W lipcu przeciętne wynagrodzenie brutto wynosiło 3,7 tys. zł, co oznacza wzrost o 2,4 proc. w ujęciu rocznym. Analitycy spodziewali się 4 proc. wzrostu płac w tym okresie w porównaniu z ubiegłym rokiem. - Zgodnie z przewidywaniami w lipcu wyhamowało nominalne tempo wzrostu wynagrodzeń, które miesiąc wcześniej przyspieszyło m.in. w związku z odbywającymi się w Polsce mistrzostwami Europy w piłce nożnej. Jednak skala wyhamowania okazała się znacznie większa od prognoz. Po uwzględnieniu inflacji płace w lipcu spadły aż o 1,5 proc. rok do roku, najwięcej od stycznia 2010 r. - wyjaśnia Monika Kurtek, główna ekonomistka Banku Pocztowego.
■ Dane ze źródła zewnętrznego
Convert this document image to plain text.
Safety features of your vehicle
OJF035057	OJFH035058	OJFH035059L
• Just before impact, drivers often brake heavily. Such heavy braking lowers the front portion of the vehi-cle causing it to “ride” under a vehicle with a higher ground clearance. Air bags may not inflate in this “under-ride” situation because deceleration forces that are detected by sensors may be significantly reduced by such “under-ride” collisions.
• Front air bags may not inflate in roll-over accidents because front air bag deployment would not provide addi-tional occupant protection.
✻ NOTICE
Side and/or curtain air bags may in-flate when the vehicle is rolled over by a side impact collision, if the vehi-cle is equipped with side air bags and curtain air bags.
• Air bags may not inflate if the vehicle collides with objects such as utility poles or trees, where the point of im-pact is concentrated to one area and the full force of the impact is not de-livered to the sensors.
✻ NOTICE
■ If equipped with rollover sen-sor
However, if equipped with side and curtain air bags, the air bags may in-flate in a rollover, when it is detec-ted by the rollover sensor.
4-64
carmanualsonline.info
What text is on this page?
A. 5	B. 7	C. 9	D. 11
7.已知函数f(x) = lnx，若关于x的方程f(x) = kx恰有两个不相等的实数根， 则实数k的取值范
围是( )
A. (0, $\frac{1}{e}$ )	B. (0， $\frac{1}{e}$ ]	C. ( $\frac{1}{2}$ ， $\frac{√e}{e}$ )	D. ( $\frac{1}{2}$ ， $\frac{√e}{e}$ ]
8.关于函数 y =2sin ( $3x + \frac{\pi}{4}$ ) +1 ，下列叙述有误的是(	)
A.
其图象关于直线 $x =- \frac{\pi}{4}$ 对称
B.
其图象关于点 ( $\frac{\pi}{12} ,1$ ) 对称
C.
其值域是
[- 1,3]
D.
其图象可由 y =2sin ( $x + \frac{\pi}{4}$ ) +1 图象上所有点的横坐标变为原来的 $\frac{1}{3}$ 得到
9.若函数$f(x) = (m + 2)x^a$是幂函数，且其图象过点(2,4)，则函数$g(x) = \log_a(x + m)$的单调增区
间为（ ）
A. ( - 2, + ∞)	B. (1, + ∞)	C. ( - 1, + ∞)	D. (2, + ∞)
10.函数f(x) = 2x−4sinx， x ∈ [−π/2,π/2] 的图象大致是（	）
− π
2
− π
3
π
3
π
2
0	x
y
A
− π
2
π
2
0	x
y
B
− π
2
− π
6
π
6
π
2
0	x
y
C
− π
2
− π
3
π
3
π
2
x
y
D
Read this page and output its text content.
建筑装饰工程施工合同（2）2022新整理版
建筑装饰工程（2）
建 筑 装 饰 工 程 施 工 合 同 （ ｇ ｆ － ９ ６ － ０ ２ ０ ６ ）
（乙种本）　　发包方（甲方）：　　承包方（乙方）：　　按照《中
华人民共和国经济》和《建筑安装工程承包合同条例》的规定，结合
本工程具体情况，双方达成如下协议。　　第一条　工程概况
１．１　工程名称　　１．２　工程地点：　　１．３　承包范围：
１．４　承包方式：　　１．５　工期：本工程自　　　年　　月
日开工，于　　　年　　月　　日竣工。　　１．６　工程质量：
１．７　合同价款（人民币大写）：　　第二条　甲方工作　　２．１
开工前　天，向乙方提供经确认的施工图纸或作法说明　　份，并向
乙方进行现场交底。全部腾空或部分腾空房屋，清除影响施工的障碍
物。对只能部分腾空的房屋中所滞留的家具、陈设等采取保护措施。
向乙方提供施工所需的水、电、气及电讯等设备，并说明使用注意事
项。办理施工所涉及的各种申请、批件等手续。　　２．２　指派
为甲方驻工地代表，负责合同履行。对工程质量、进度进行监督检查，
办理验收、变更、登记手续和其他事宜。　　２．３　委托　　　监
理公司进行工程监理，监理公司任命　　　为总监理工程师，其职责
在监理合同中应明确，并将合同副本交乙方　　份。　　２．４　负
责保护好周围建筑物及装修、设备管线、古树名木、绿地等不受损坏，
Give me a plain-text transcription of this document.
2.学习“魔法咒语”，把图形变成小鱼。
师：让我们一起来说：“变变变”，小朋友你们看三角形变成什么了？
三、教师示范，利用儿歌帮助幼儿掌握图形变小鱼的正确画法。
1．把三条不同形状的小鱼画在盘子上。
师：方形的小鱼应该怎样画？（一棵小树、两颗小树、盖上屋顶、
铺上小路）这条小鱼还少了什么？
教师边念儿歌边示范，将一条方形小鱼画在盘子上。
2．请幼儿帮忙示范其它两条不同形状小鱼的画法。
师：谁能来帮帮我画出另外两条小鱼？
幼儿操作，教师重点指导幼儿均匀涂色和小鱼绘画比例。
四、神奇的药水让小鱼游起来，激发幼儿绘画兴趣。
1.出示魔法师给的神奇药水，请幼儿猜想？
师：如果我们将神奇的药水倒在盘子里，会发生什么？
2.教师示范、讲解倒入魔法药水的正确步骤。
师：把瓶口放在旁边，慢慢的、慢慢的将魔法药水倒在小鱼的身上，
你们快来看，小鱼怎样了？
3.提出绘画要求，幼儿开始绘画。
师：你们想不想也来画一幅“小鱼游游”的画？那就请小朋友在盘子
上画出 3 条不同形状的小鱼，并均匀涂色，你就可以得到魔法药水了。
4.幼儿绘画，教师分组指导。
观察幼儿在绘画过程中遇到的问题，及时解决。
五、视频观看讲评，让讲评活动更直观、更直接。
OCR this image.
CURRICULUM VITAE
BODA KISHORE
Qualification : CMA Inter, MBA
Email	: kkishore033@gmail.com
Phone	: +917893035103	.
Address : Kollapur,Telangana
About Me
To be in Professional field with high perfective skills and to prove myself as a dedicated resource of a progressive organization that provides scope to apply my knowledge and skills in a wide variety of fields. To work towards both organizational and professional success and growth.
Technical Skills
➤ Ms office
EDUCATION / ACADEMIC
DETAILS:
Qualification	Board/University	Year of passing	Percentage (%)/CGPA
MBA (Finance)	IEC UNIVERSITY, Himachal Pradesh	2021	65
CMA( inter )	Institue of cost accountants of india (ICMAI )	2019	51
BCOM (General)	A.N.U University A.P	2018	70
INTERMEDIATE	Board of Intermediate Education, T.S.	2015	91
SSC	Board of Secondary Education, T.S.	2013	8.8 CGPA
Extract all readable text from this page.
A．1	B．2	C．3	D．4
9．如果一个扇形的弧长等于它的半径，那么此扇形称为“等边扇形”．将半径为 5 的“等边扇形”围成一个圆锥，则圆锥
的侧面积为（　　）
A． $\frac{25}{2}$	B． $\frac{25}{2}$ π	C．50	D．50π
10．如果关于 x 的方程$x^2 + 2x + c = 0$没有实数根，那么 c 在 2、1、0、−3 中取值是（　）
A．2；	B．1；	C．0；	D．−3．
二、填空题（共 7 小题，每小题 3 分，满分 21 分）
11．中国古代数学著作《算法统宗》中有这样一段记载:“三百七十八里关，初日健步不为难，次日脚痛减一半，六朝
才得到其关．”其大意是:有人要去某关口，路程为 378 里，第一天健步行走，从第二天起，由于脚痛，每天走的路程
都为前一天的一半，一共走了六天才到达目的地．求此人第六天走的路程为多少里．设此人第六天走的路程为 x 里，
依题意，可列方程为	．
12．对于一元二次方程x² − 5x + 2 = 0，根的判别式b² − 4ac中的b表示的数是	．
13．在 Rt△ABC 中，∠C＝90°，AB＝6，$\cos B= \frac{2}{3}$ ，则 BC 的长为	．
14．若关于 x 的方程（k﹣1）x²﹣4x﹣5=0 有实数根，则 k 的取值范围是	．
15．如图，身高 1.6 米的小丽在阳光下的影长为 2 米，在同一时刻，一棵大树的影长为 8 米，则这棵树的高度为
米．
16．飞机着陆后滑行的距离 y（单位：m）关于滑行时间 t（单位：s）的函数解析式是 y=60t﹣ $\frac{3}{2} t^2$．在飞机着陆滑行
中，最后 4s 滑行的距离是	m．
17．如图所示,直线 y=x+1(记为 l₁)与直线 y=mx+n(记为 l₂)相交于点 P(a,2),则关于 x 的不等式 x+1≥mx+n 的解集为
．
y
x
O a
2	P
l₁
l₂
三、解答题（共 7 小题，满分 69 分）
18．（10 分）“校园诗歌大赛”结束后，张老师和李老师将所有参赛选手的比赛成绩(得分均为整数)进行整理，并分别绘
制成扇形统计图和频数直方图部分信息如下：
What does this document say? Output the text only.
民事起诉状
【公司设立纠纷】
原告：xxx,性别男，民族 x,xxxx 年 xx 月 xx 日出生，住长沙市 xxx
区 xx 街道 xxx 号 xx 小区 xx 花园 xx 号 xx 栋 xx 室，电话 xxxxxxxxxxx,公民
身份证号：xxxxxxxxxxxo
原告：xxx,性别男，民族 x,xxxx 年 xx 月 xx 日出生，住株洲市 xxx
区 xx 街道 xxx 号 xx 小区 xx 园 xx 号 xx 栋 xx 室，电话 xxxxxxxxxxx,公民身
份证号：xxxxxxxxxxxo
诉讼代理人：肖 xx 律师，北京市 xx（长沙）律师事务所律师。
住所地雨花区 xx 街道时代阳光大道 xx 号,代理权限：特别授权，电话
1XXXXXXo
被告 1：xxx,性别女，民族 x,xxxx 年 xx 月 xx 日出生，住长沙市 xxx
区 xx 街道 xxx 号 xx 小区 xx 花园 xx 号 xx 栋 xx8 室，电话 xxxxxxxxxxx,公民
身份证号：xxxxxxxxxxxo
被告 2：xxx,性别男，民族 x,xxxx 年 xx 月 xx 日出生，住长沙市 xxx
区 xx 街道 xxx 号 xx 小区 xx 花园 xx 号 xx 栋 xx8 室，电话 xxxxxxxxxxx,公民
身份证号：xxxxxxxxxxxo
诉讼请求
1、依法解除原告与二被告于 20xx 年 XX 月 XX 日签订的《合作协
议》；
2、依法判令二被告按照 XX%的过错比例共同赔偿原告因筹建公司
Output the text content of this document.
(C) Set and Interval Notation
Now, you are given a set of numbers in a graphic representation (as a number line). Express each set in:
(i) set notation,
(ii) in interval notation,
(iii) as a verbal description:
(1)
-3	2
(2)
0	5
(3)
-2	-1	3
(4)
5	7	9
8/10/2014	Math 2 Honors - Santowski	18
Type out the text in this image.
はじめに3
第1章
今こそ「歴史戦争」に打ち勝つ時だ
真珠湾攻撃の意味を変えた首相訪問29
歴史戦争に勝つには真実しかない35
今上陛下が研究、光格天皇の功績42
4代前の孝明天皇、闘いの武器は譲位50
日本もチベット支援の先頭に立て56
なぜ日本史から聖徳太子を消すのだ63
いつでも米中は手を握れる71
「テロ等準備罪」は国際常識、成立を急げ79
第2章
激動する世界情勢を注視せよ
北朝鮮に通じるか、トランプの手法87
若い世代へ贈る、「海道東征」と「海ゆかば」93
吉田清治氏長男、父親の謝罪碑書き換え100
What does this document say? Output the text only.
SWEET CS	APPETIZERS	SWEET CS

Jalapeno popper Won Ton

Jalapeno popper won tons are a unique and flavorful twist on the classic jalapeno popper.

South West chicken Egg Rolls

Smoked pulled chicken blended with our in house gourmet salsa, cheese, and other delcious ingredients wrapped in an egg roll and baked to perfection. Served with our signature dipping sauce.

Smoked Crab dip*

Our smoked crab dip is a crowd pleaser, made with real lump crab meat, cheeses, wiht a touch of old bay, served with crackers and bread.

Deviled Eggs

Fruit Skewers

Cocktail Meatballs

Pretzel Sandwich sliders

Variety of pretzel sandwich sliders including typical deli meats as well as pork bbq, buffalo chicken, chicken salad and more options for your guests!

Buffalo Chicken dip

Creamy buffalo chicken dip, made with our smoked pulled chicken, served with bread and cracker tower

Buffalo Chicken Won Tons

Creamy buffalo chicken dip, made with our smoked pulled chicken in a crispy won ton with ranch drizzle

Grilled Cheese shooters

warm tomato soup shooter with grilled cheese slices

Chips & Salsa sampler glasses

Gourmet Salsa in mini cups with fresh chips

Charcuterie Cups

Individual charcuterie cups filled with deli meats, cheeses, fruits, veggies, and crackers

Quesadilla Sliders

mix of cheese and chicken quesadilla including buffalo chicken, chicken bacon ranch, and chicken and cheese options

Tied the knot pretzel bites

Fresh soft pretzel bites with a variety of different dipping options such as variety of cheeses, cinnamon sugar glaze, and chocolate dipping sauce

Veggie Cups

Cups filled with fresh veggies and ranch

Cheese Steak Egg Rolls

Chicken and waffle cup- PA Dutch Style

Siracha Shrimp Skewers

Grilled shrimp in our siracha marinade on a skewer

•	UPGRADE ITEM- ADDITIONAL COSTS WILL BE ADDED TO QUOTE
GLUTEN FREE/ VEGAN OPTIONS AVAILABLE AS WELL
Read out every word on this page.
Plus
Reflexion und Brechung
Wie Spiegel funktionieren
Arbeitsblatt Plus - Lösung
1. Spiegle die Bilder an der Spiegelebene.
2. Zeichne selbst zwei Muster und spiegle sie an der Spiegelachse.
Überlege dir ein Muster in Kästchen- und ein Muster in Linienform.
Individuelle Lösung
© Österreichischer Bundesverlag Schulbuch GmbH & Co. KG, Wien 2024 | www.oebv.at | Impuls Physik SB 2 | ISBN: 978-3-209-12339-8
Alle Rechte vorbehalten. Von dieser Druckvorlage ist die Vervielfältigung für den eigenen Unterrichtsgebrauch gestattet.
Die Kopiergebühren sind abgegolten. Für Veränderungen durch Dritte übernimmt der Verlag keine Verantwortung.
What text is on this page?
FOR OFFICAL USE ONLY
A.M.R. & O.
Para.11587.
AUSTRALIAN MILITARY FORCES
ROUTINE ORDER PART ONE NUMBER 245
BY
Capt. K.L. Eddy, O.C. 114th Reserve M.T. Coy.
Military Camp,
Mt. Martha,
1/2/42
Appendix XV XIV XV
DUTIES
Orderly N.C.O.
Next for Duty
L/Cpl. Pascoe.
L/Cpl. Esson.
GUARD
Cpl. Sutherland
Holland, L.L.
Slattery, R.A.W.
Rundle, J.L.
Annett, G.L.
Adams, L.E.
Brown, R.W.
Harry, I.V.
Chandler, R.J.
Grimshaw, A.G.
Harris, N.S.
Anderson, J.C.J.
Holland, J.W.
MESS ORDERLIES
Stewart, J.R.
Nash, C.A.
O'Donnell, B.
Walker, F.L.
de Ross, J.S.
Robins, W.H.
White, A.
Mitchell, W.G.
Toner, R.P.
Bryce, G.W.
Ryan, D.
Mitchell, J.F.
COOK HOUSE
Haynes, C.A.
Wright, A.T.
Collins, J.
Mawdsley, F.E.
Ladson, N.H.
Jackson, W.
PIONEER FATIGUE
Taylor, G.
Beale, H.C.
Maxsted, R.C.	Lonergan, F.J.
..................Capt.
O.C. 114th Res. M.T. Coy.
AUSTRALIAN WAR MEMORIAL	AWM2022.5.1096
- Spadek dynamiki wynagrodzeń w części może wyjaśnić wypłata premii w górnictwie w czerwcu, a nie w lipcu, jak to z reguły ma miejsce - zaznacza Małgorzata Starczewska-Krzysztoszek, główna ekonomistka PKPP Lewiatan. Jej zdaniem przyczyn słabszego wzrostu wynagrodzeń należy szukać także w obawach firm ich pogarszającej się sytuacji finansowej. - Zmniejsza się płynność finansowa przedsiębiorstw, coraz silniejsza jest także konieczność sięgania po kapitał zgromadzony przez firmy na kontach bankowych. Od grudnia 2011 r. do lipca 2012 r. przedsiębiorstwa zmniejszyły wartość depozytów w bankach o prawie 24 mld zł, czyli o prawie 12 proc. - tłumaczy główna ekonomistka PKPP Lewiatan. Podkreśla jednocześnie, że efektem słabego wzrostu wynagrodzeń i braku wzrostu zatrudnienia oraz ciągle wysokiej inflacji, jest realne zmniejszenie się w lipcu 2012 r. funduszu płac w stosunku do lipca 2011 r. o prawie 0,5 mld zł. - Nie może to pozostać bez wpływu na konsumpcję będącą głównym czynnikiem wzrostu PKB - uważa Małgorzata Starczewska-Krzysztoszek. Podobnego zdania jest Monika Kurtek. - Zła sytuacja na rynku pracy, przekładająca się coraz wyraźniej na portfele gospodarstw domowych, powodować będzie dalsze ograniczanie przez nie wydatków.
GUS podał także, że zgodnie z przewidywaniami w lipcu w przedsiębiorstwach było zatrudnionych 5,5 mln osób, czyli tyle samo, co przed rokiem i w czerwcu bieżącego roku. Brak wzrostu zatrudnienia w lipcu i spadek realnego przeciętnego wynagrodzenia oznacza, że rynek pracy wchodzi w słabszą fazę, a dalsze prognozy nie są najlepsze. - Trudno oczekiwać wzrostu zatrudnienia w całym 2012 r. wyższego niż 0,2-0,3 proc. rok do roku. Wpływ na tę sytuację ma oczywiście pogarszanie się koniunktury w polskiej gospodarce, będące wynikiem słabnięcia gospodarki światowej - wyjaśnia gówna ekonomistka PKPP Lewiatan.
- Od wielu już miesięcy firmy ograniczają liczbę etatów w związku z pogarszającą się koniunkturą. Biorąc pod uwagę przewidywane dalsze hamowanie gospodarki, w kolejnych miesiącach sytuacja w tym zakresie nie ulegnie zmianie na lepsze - mówi Monika Kurtek. Jak zaznacza, wprawdzie nieznacznie poprawić statystykę zatrudnienia może uruchomienie środków z Funduszy Pracy na walkę z bezrobociem, ale do trwałej poprawy konieczne będzie ożywienie gospodarcze. - Przedsiębiorcy, jeżeli mają potrzebę zwiększenia liczby pracujących, ograniczają ryzyko poprzez wykorzystywanie elastycznych form zatrudnienia: praca tymczasowa, umowy cywilno-prawne. Nie są bowiem w stanie przewidzieć, czy uda im się utrzymać zamówienia, które realizują. Wyraźnie widać to było w czerwcu, gdy wzrost zapotrzebowania na pracowników związany z Euro 2012 nie przełożył się na wzrost zatrudnienia - argumentuje Małgorzata Starczewska-Krzysztoszek.